Bryconops chernoffi
- Conservation status: Data Deficient (IUCN 3.1)

Scientific classification
- Kingdom: Animalia
- Phylum: Chordata
- Class: Actinopterygii
- Order: Characiformes
- Family: Iguanodectidae
- Genus: Bryconops
- Species: B. chernoffi
- Binomial name: Bryconops chernoffi Silva-Oliveira, Lima & Bogotá-Gregory, 2018

= Bryconops chernoffi =

- Authority: Silva-Oliveira, Lima & Bogotá-Gregory, 2018
- Conservation status: DD

Species of ray-finned fish

Bryconops chernoffi s a small species of freshwater ray-finned fish belonging to the family Iguanodectidae. This fish is found in the rivers of Brazil. Specifically, it is found in the Rio Maicuru and Rio Ipixuna; the latter is a tributary of the former, which is a tributary of the Amazon River main. B. chernoffi demonstrates a preference for clear-water streams with sandy and rocky bottoms.

Bryconops chernoffi is one of the more recent contributions to the genus, and is named after Professor Barry Chernoff, an American ichthyologist responsible for many contributions to the knowledge of the genus Bryconops. It is known to peacefully live alongside various other freshwater fish.

== Description ==
Bryconops chernoffi ranges from 3.86 to 7.59 cm SL (standard length), with a holotype of 5.96 cm SL. This places it slightly to the smaller side of average for a member of Bryconops, as fish therein are usually between 6 and 8 inches SL. It has a somewhat convex underside, with the deepest point of its body located just in front of the origin of the dorsal fin.

The body is generally dark-gray, with a silvery belly and silvery region around the eye; the dark-gray portions retain prominence when a specimen is preserved in alcohol. The snout and mouth are a light brown color. There may be some red coloration on the forward portion of the dorsal fin, which is otherwise dark; a dark dorsal fin is only otherwise seen in congener Bryconops piracolina when it comes to features of Bryconops as a genus.
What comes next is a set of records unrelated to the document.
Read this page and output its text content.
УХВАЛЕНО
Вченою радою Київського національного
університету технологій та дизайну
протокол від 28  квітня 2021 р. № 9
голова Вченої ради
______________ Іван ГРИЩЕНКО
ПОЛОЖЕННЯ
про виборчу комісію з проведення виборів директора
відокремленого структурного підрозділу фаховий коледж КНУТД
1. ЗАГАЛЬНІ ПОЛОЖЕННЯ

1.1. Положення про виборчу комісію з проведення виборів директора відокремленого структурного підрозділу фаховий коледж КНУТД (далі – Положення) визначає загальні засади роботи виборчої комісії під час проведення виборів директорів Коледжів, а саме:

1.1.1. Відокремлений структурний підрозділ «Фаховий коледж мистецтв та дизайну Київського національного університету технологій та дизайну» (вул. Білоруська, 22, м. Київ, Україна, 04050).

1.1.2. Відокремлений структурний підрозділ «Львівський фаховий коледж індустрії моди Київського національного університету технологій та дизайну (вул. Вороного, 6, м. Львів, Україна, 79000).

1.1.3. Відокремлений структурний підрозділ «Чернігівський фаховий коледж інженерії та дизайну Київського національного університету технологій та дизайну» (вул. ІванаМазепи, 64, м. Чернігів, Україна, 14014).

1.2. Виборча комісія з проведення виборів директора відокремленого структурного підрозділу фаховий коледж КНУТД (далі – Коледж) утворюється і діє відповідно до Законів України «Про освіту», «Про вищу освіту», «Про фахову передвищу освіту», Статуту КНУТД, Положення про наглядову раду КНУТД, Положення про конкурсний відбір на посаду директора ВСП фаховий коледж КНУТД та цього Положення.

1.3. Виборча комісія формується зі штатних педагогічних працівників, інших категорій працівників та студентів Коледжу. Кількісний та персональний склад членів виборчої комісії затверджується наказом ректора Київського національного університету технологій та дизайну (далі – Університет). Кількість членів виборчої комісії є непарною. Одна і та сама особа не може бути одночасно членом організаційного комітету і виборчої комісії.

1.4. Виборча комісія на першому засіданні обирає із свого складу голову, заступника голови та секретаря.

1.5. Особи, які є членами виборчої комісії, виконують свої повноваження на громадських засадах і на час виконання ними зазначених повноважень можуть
Bryconops chernoffi bears similarities to several congeners, but has some features that can be used to differentiate it. One thing unique to B. chernoffi in the genus Bryconops is a streak of dark pigmentation along the location of the cleithrum (a bone that could be compared to a shoulder blade, found spanning from the pectoral fin to the top of the cranium). Such a marking is rare even amongst Characiformes as a whole. B. chernoffi is similar to B. allisoni, but has fewer predorsal scales (8–9 vs. 10–12, respectively). Congener B. rheoruber has the same number of predorsal scales, but is dissimilar in that it has fewer teeth.

== Taxonomy ==
Named in 2018, B. chernoffi has retained its original designation as a member of Bryconops. It belongs to the subgenus Creatochanes, one of the two subgenera; the other subgenus is the nominal Bryconops. It has a place in Creatochanes due to the bony and well-denticulated gill rakers, plus the presence of 1-3 teeth on either side of the maxillae.
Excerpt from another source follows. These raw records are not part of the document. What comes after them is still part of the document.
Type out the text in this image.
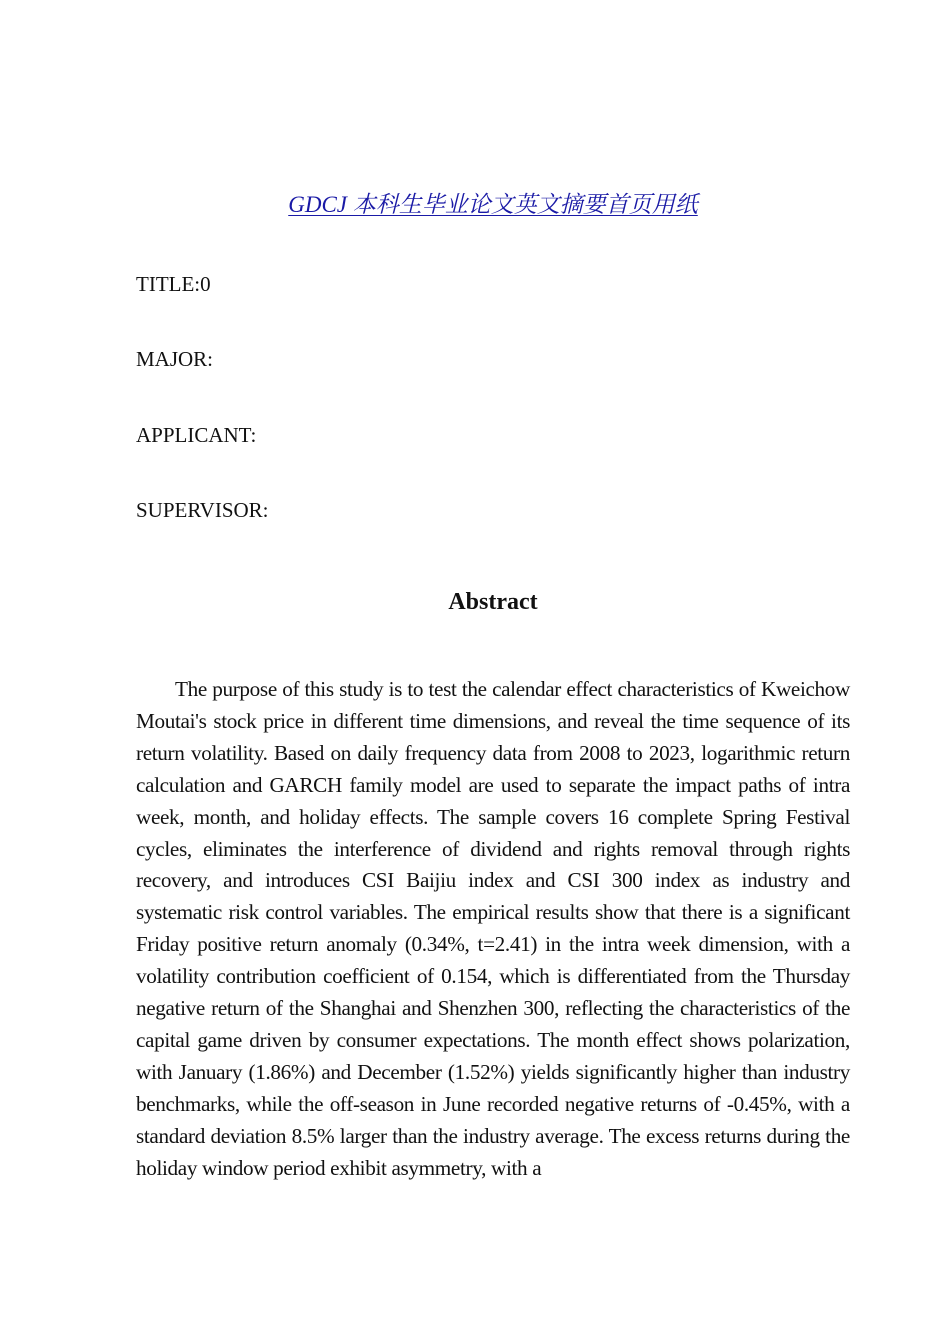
GDCJ 本科生毕业论文英文摘要首页用纸
TITLE:0
MAJOR:
APPLICANT:
SUPERVISOR:
Abstract

The purpose of this study is to test the calendar effect characteristics of Kweichow Moutai's stock price in different time dimensions, and reveal the time sequence of its return volatility. Based on daily frequency data from 2008 to 2023, logarithmic return calculation and GARCH family model are used to separate the impact paths of intra week, month, and holiday effects. The sample covers 16 complete Spring Festival cycles, eliminates the interference of dividend and rights removal through rights recovery, and introduces CSI Baijiu index and CSI 300 index as industry and systematic risk control variables. The empirical results show that there is a significant Friday positive return anomaly (0.34%, t=2.41) in the intra week dimension, with a volatility contribution coefficient of 0.154, which is differentiated from the Thursday negative return of the Shanghai and Shenzhen 300, reflecting the characteristics of the capital game driven by consumer expectations. The month effect shows polarization, with January (1.86%) and December (1.52%) yields significantly higher than industry benchmarks, while the off-season in June recorded negative returns of -0.45%, with a standard deviation 8.5% larger than the industry average. The excess returns during the holiday window period exhibit asymmetry, with a
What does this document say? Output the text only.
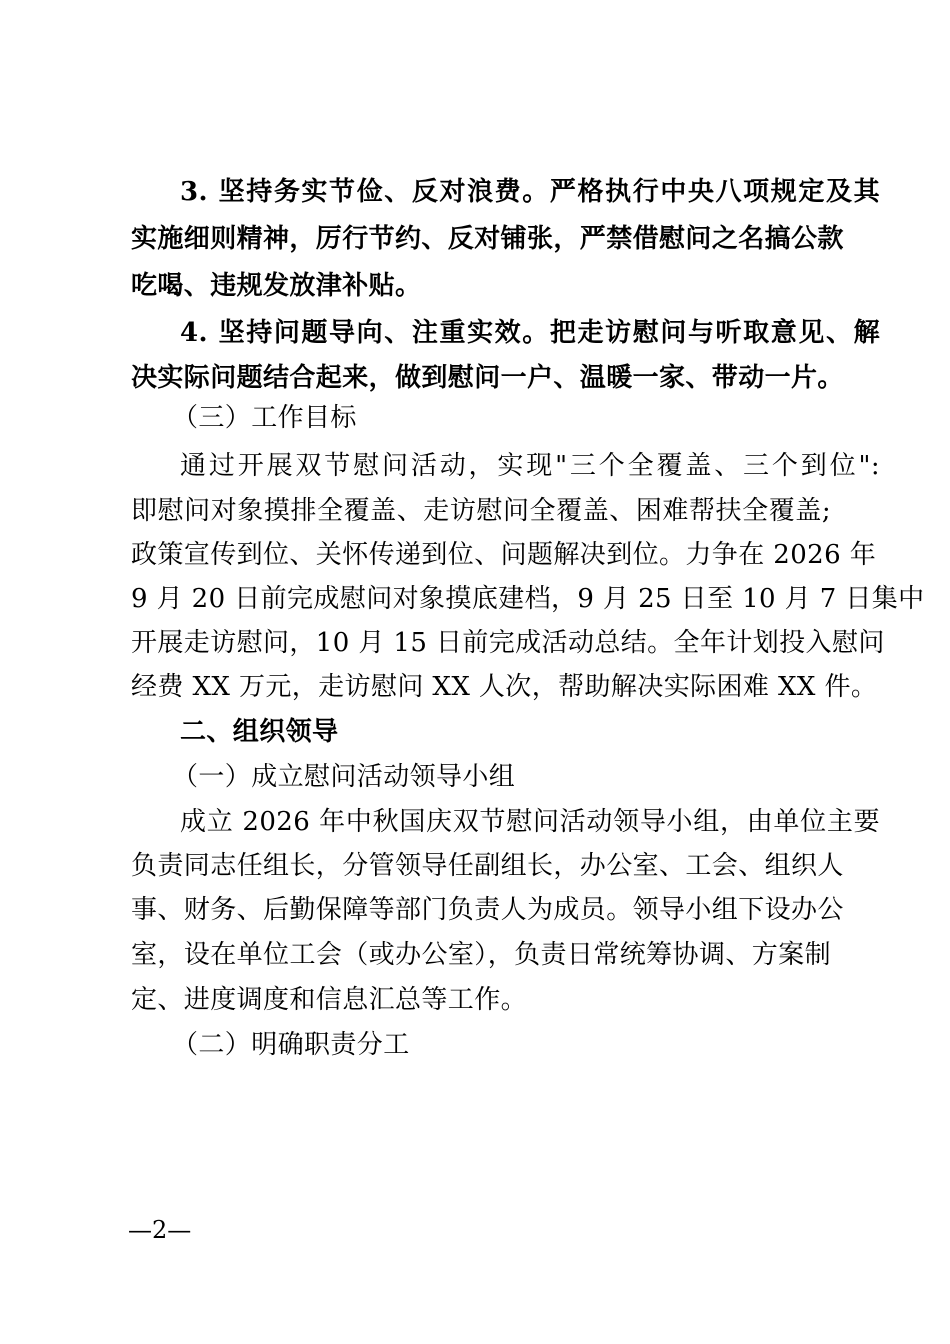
3. 坚持务实节俭、反对浪费。严格执行中央八项规定及其
实施细则精神，厉行节约、反对铺张，严禁借慰问之名搞公款
吃喝、违规发放津补贴。
4. 坚持问题导向、注重实效。把走访慰问与听取意见、解
决实际问题结合起来，做到慰问一户、温暖一家、带动一片。
（三）工作目标
通过开展双节慰问活动，实现"三个全覆盖、三个到位":
即慰问对象摸排全覆盖、走访慰问全覆盖、困难帮扶全覆盖;
政策宣传到位、关怀传递到位、问题解决到位。力争在 2026 年
9 月 20 日前完成慰问对象摸底建档，9 月 25 日至 10 月 7 日集中
开展走访慰问，10 月 15 日前完成活动总结。全年计划投入慰问
经费 XX 万元，走访慰问 XX 人次，帮助解决实际困难 XX 件。
二、组织领导
（一）成立慰问活动领导小组
成立 2026 年中秋国庆双节慰问活动领导小组，由单位主要
负责同志任组长，分管领导任副组长，办公室、工会、组织人
事、财务、后勤保障等部门负责人为成员。领导小组下设办公
室，设在单位工会（或办公室），负责日常统筹协调、方案制
定、进度调度和信息汇总等工作。
（二）明确职责分工
—2—
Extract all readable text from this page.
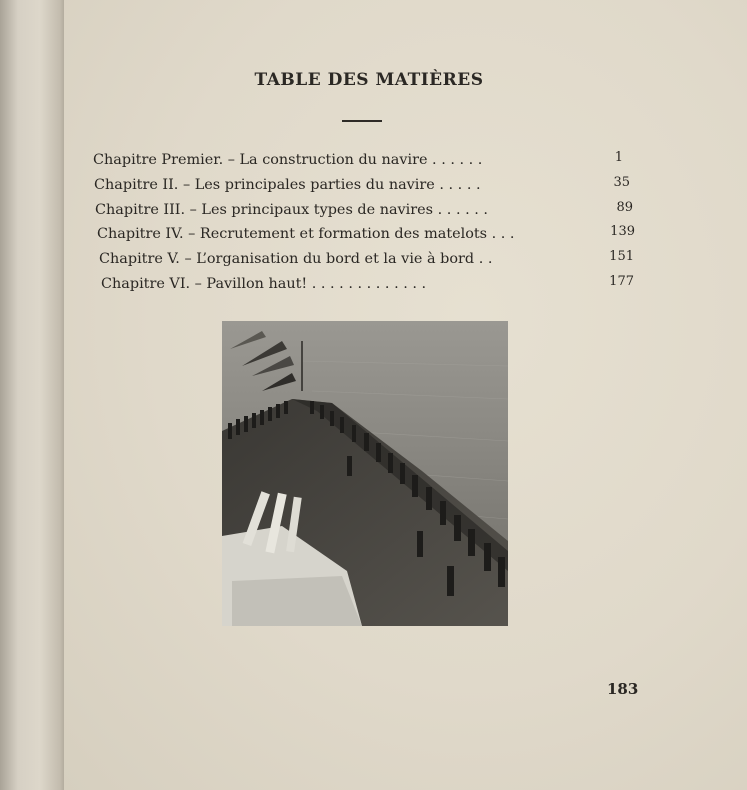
TABLE DES MATIÈRES
Chapitre Premier. – La construction du navire . . . . . .	1
Chapitre II. – Les principales parties du navire . . . . .	35
Chapitre III. – Les principaux types de navires . . . . . .	89
Chapitre IV. – Recrutement et formation des matelots . . .	139
Chapitre V. – L’organisation du bord et la vie à bord . .	151
Chapitre VI. – Pavillon haut! . . . . . . . . . . . . .	177
183
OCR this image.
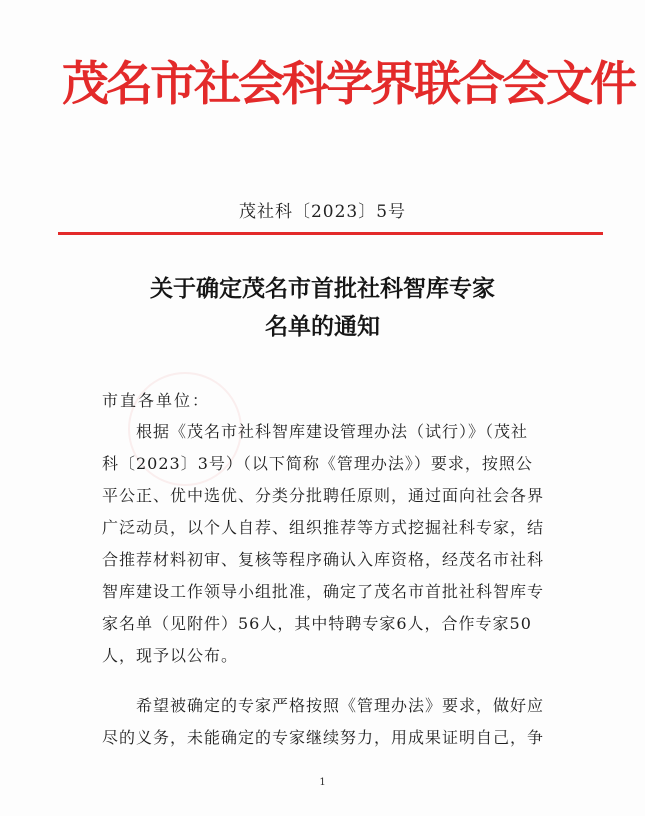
茂名市社会科学界联合会文件
茂社科〔2023〕5号
关于确定茂名市首批社科智库专家
名单的通知
市直各单位：
　　根据《茂名市社科智库建设管理办法（试行）》（茂社
科〔2023〕3号）（以下简称《管理办法》）要求，按照公
平公正、优中选优、分类分批聘任原则，通过面向社会各界
广泛动员，以个人自荐、组织推荐等方式挖掘社科专家，结
合推荐材料初审、复核等程序确认入库资格，经茂名市社科
智库建设工作领导小组批准，确定了茂名市首批社科智库专
家名单（见附件）56人，其中特聘专家6人，合作专家50
人，现予以公布。
　　希望被确定的专家严格按照《管理办法》要求，做好应
尽的义务，未能确定的专家继续努力，用成果证明自己，争
1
To compare, members of the Bryconops subgenus have no teeth on the maxillae, rarely one, and the gill rakers are poorly-denticulated. This is part of why B. chernoffi and B. rheoruber can be told apart; B. rheoruber is a part of subgenus Bryconops.

=== Etymology ===
The specific name "chernoffi" honors Professor Barry Chernoff, an American ichthyologist with many contributions to the knowledge of Bryconops and to ichthyology as a field. He has described or co-authored original descriptions of various species of Bryconops. Chernoff is aware of his namesake, and learned of it via what he thought was a "junk email" that turned out to be a notification of a new species. He wrote to the authors of the original description to thank them for their homage, saying it is "the honor of a lifetime".

== Distribution and ecology ==
Bryconops chernoffi was originally collected from the Rio Maicuru, a tributary of the Amazon River main. Specifically, it was collected from a small pool in the Rio Ipixuna, which is itself a tributary of the Maicuru. It demonstrates a preference for clear waters over a substrate of sand and/or rocks. Little else is known of its behavior or habits.

=== Conservation status ===
Bryconops chernoffi has not been evaluated by the IUCN. There is protection in place around parts of its natural environment in the form of two ecological and biological reserves that the Maicuru river passes through, the Maicuru and Grão-Pará. These areas were legally codified as recently as 2006, offering B. chernoffi not only environmental protection but precedent for the establishment of further biological reserves that may cover the rest of its territory.